First Ebola Case Confirmed Outside of Africa

Posted on in United States title_rule

The first case of the deadly Ebola Virus Disease (EVD) diagnosed on US soil has been confirmed in Dallas, Texas. Officials confirmed Tuesday that the unidentified male patient is being kept in isolation at Texas Health Presbyterian Hospital and have pledged to contain the virus that has already killed more than 3,000 people in West Africa.

It is believed that the man contracted the virus in Liberia prior to traveling to the US to visit family members nearly two weeks ago. He arrived in the US on September 20. Symptoms of the virus became apparent on September 24, with the patient being admitted to hospital on the 26th and placed in isolation on September 28. While previously US aid workers have come back to the US, after catching Ebola in West Africa, this is the first case of a patient developing the virus on US soil. It is believed that the patient was not in Liberia as part of on-going efforts to combat the spread of the virus there.

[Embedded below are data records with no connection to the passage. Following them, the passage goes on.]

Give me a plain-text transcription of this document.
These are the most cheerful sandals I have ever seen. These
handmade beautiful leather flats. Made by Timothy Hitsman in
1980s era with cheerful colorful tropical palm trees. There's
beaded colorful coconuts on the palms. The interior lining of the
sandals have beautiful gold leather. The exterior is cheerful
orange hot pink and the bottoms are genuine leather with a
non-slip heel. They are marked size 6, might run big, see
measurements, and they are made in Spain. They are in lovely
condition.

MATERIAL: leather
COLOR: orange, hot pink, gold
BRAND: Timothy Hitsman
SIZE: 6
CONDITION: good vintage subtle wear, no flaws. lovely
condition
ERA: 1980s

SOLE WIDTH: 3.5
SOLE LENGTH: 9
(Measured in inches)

Health officials have disclosed that they are currently identifying all people who came into contact with the unnamed patient while he was infectious however officials at the Centres for Disease Control and Prevention have cautioned that since he was not sick on the plane, he was unlikely to have infected other travellers as Ebola is not contagious until the patient begins to display symptoms, which can include fatigue, fever, muscle aches, vomiting, diarrhoea and bleeding. According to CDC chief Tom Frieden, “at this point there is zero risk of transmission on the flight. The illness of Ebola would not have gone on for 10 days before diagnosis…he was checked for fever before getting on the flight and there is no reason to think that anyone on the flight that he was on would be at risk.” Anyone to have had contact with the patient will be monitored for a period of 21 days. According to Mr Frieden, currently there are only a “handful” of people, mainly family members, believed to have come in contact with the patient while he was sick.   While measures, such as checking temperatures, have been implemented at airports and border crossings across the affected countries in West Africa, this case has demonstrated that patients deemed Ebola-free when leaving an infected region may not necessarily be free of the virus, but may only be not displaying any symptoms at the time.

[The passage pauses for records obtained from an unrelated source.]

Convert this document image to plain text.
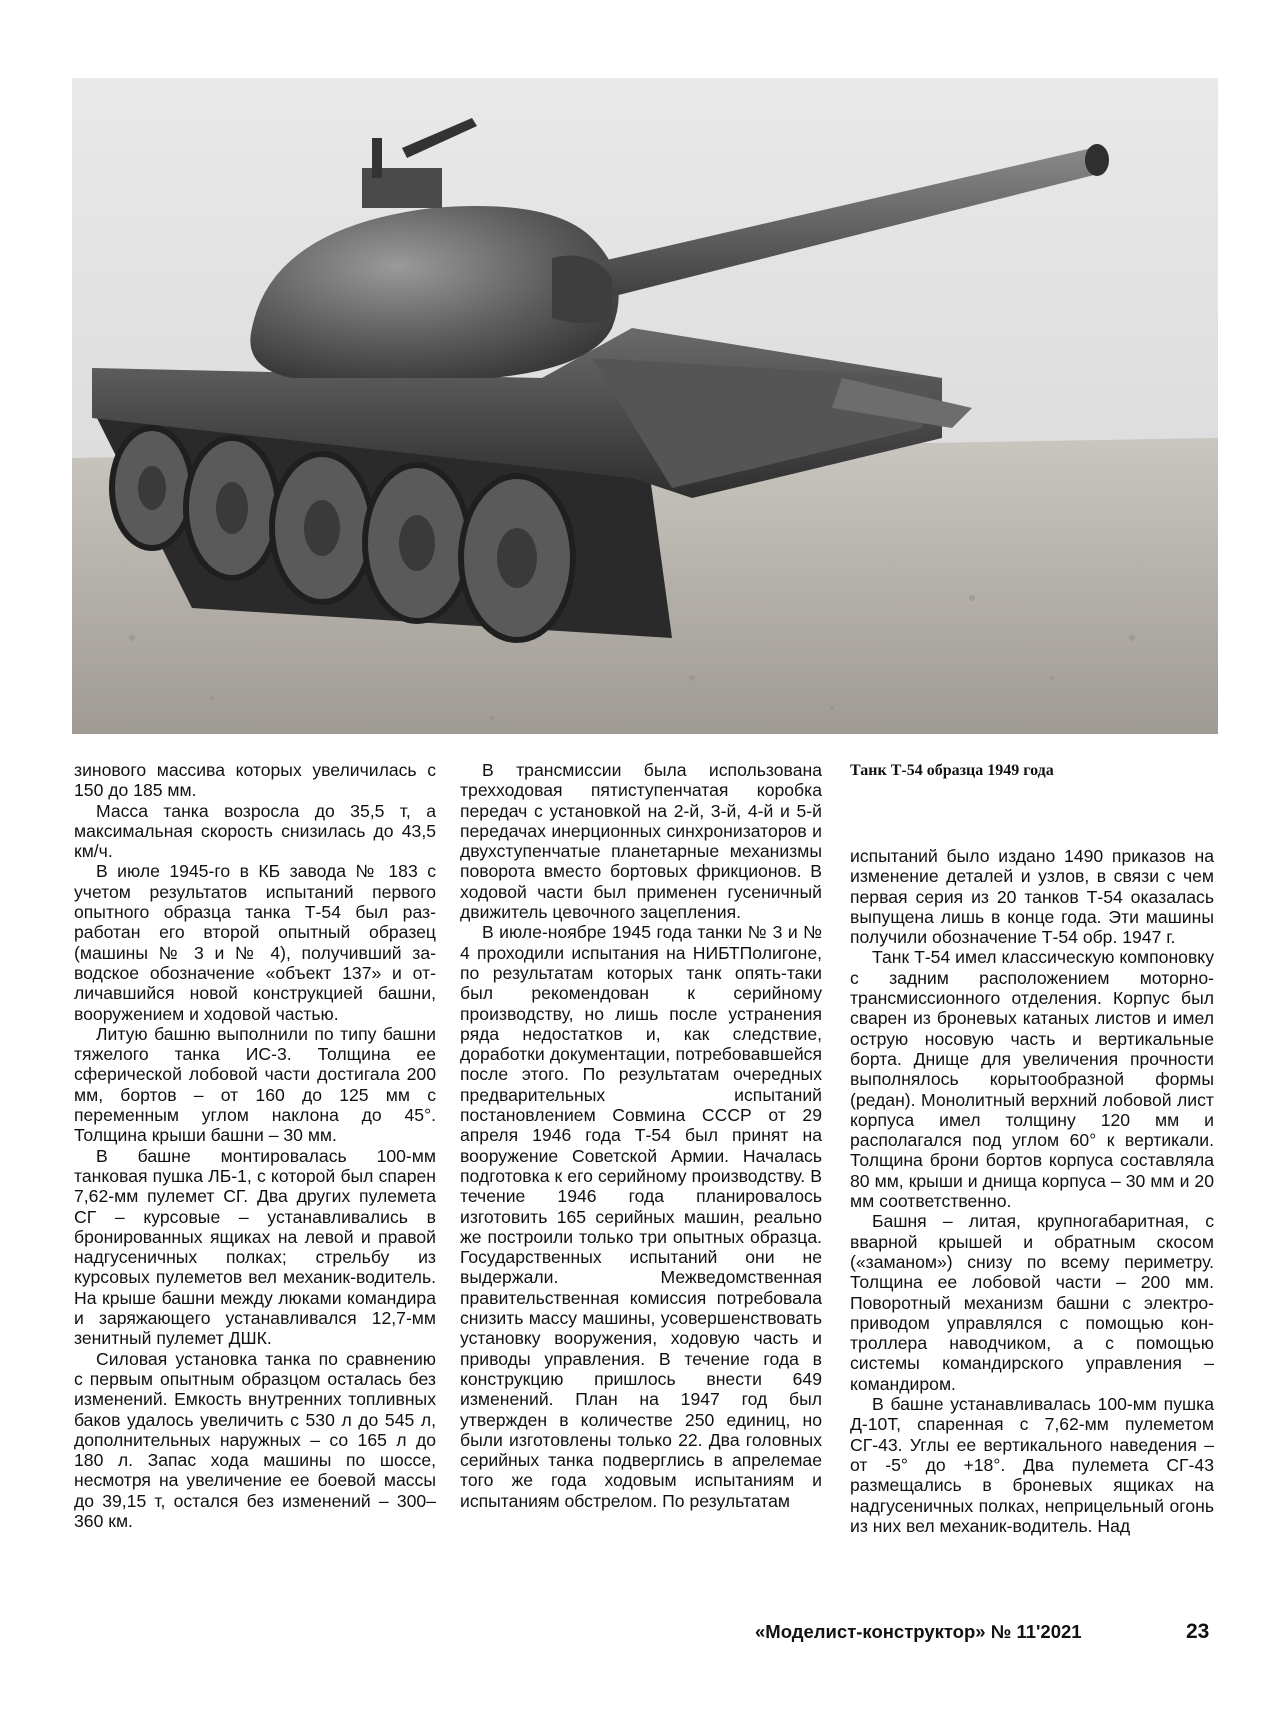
Танк Т-54 образца 1949 года

зинового массива которых увеличилась с 150 до 185 мм.

Масса танка возросла до 35,5 т, а максимальная скорость снизилась до 43,5 км/ч.

В июле 1945-го в КБ завода № 183 с учетом результатов испытаний первого опытного образца танка Т-54 был разработан его второй опытный образец (машины № 3 и № 4), получивший заводское обозначение «объект 137» и отличавшийся новой конструкцией башни, вооружением и ходовой частью.

Литую башню выполнили по типу башни тяжелого танка ИС-3. Толщина ее сферической лобовой части достигала 200 мм, бортов – от 160 до 125 мм с переменным углом наклона до 45°. Толщина крыши башни – 30 мм.

В башне монтировалась 100-мм танковая пушка ЛБ-1, с которой был спарен 7,62-мм пулемет СГ. Два других пулемета СГ – курсовые – устанавливались в бронированных ящиках на левой и правой надгусеничных полках; стрельбу из курсовых пулеметов вел механик-водитель. На крыше башни между люками командира и заряжающего устанавливался 12,7-мм зенитный пулемет ДШК.

Силовая установка танка по сравнению с первым опытным образцом осталась без изменений. Емкость внутренних топливных баков удалось увеличить с 530 л до 545 л, дополнительных наружных – со 165 л до 180 л. Запас хода машины по шоссе, несмотря на увеличение ее боевой массы до 39,15 т, остался без изменений – 300–360 км.

В трансмиссии была использована трехходовая пятиступенчатая коробка передач с установкой на 2-й, 3-й, 4-й и 5-й передачах инерционных синхронизаторов и двухступенчатые планетарные механизмы поворота вместо бортовых фрикционов. В ходовой части был применен гусеничный движитель цевочного зацепления.

В июле-ноябре 1945 года танки № 3 и № 4 проходили испытания на НИБТПолигоне, по результатам которых танк опять-таки был рекомендован к серийному производству, но лишь после устранения ряда недостатков и, как следствие, доработки документации, потребовавшейся после этого. По результатам очередных предварительных испытаний постановлением Совмина СССР от 29 апреля 1946 года Т-54 был принят на вооружение Советской Армии. Началась подготовка к его серийному производству. В течение 1946 года планировалось изготовить 165 серийных машин, реально же построили только три опытных образца. Государственных испытаний они не выдержали. Межведомственная правительственная комиссия потребовала снизить массу машины, усовершенствовать установку вооружения, ходовую часть и приводы управления. В течение года в конструкцию пришлось внести 649 изменений. План на 1947 год был утвержден в количестве 250 единиц, но были изготовлены только 22. Два головных серийных танка подверглись в апрелемае того же года ходовым испытаниям и испытаниям обстрелом. По результатам

испытаний было издано 1490 приказов на изменение деталей и узлов, в связи с чем первая серия из 20 танков Т-54 оказалась выпущена лишь в конце года. Эти машины получили обозначение Т-54 обр. 1947 г.

Танк Т-54 имел классическую компоновку с задним расположением моторнотрансмиссионного отделения. Корпус был сварен из броневых катаных листов и имел острую носовую часть и вертикальные борта. Днище для увеличения прочности выполнялось корытообразной формы (редан). Монолитный верхний лобовой лист корпуса имел толщину 120 мм и располагался под углом 60° к вертикали. Толщина брони бортов корпуса составляла 80 мм, крыши и днища корпуса – 30 мм и 20 мм соответственно.

Башня – литая, крупногабаритная, с вварной крышей и обратным скосом («заманом») снизу по всему периметру. Толщина ее лобовой части – 200 мм. Поворотный механизм башни с электроприводом управлялся с помощью контроллера наводчиком, а с помощью системы командирского управления – командиром.

В башне устанавливалась 100-мм пушка Д-10Т, спаренная с 7,62-мм пулеметом СГ-43. Углы ее вертикального наведения – от -5° до +18°. Два пулемета СГ-43 размещались в броневых ящиках на надгусеничных полках, неприцельный огонь из них вел механик-водитель. Над

«Моделист-конструктор» № 11'2021	23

Latest figures released by the World Health Organization (WHO) indicate that the world’s largest outbreak of Ebola has infected more than 6,500 people across five West African countries, killing 3,091 since the start of this year.

The beginning of the West Africa outbreak has been identified as a two-year-old boy in Guinea who became sick with EVD in December 2013. While experts do not know how the child came down with the virus, some believe that he may have come in contact with an infected fruit bat, which are the natural hosts for the virus. Since then, the disease has spread rapidly, primarily affecting Guinea, Liberia and Sierra Leone. In July, Ebola was confirmed in Nigeria when a dual US-Liberian citizen, who flew on a pane from Liberia to Lagos, died days later. The outbreak there killed eight and infected 20 people, however WHO officials have indicated that while Nigeria is not yet Ebola-free, the spread of the deadly virus has been contained, with no new confirmed cases reported since the beginning of September. One patient was also confirmed to have Ebola in Senegal, however like in Nigeria, the spread of the disease has been contained. The last confirmed case of Ebola reported in Senegal occurred on 28 August.